What was incredible to me was that on the day of the opening, a bitterly cold prairie winter day, carloads of the descendants of the Homemakers traveled for two or three hours to come see the quilt. People wanted to have their picture taken with it; buttonholed me to tell me stories of their mother or their aunt who had worked on it; reminisced about the town and the old buildings that were no longer standing, but preserved in the pastel threads of the quilt. It was clear that this quilt was very meaningful to these people, but it also garnered a powerful response from people of 12 other Saskatchewan towns to which the exhibition eventually toured.
The story contained in the quilt, and my contribution of honouring the makers by "signing" it, evoked many emotions and memories of a period in history which was only half a century past.
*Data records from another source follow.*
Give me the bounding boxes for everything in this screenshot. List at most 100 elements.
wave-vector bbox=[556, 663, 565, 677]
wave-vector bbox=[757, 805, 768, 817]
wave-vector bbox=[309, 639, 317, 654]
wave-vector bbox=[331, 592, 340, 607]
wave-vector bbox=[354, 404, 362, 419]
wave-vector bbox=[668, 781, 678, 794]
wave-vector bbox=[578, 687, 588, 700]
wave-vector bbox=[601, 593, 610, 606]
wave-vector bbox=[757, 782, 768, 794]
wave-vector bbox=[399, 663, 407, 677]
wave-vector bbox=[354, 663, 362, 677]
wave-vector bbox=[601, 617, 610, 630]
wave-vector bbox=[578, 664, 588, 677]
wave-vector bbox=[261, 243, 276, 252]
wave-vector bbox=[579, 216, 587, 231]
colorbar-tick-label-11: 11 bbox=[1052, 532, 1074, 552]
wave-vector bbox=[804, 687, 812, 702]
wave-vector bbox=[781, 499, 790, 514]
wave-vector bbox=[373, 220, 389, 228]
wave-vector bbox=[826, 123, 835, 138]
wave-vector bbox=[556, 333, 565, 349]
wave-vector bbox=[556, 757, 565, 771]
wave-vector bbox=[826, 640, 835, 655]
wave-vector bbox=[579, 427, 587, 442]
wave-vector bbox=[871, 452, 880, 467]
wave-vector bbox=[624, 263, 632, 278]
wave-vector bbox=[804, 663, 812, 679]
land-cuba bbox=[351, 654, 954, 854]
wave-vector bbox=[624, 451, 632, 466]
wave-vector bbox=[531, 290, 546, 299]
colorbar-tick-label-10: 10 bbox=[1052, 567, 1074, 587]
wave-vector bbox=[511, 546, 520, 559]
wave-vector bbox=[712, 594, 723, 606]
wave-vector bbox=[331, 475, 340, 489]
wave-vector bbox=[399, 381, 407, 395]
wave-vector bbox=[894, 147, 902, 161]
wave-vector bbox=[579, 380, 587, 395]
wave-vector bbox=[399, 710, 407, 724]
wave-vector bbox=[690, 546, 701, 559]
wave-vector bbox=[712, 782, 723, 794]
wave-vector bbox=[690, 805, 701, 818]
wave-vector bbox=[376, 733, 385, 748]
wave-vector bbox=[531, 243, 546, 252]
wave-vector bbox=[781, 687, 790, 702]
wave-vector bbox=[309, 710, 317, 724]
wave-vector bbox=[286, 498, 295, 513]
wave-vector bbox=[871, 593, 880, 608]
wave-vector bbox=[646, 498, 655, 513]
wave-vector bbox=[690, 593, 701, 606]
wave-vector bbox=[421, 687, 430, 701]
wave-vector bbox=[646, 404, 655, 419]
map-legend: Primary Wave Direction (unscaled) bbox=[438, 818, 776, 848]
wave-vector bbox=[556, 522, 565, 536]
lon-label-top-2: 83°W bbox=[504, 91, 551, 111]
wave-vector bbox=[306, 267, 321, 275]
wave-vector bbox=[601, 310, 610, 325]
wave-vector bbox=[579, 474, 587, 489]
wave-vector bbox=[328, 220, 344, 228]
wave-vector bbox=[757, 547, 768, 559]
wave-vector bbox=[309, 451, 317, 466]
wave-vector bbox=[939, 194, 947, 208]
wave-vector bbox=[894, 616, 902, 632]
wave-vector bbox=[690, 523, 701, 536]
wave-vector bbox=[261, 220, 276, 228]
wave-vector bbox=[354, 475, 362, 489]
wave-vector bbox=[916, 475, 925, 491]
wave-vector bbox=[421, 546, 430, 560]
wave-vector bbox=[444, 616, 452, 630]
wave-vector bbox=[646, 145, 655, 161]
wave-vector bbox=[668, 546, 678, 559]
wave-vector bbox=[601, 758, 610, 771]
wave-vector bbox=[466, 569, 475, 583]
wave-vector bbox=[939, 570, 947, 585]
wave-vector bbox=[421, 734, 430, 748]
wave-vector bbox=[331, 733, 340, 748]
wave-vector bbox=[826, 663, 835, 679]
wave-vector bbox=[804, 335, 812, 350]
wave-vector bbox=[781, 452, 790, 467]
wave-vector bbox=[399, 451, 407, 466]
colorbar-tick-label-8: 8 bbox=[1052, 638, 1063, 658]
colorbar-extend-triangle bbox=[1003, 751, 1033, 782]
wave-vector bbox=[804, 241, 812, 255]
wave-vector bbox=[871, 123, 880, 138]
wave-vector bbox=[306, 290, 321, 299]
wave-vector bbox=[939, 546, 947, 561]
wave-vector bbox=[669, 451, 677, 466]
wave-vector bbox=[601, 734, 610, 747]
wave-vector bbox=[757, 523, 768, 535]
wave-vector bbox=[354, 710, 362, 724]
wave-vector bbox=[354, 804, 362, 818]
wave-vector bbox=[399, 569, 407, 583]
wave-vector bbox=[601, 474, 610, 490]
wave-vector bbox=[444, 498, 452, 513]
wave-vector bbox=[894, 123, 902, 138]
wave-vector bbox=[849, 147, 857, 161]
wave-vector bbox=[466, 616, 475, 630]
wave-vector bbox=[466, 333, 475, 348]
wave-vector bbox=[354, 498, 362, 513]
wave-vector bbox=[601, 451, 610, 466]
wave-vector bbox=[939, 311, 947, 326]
Still, given a few more years of languishing in an acid-free tissue lined drawer in a temperature and humidity controlled room, and that quilt could have been totally cut off from the people who made it and the community that had fostered it. It would have been simply a charming artifact of simpler times.
All of this is a rather long winded introduction to my current project. I have been asked to participate in making a quilt honouring one of this island's matriarchs who has just celebrated her 80th birthday. Many of the women (and one man) of this community have contributed a square, either embroidered or pieced, with an image that connects them to Pat. As Pat has lived here all her life, this quilt is also a history of this place.
I'm not going to let what almost happened to the Tantallon quilt happen to this one. I will be assiduously documenting each aspect of the making of this quilt and the people involved. What I hope will emerge will be a story in cloth and a story in words of a very unique, eccentric and beautiful island perched on the north west edge of North America.
(Sorry for the dodgy images but I had to photograph them from the pages of a magazine, so they have those little dots all over. C'est la vie.)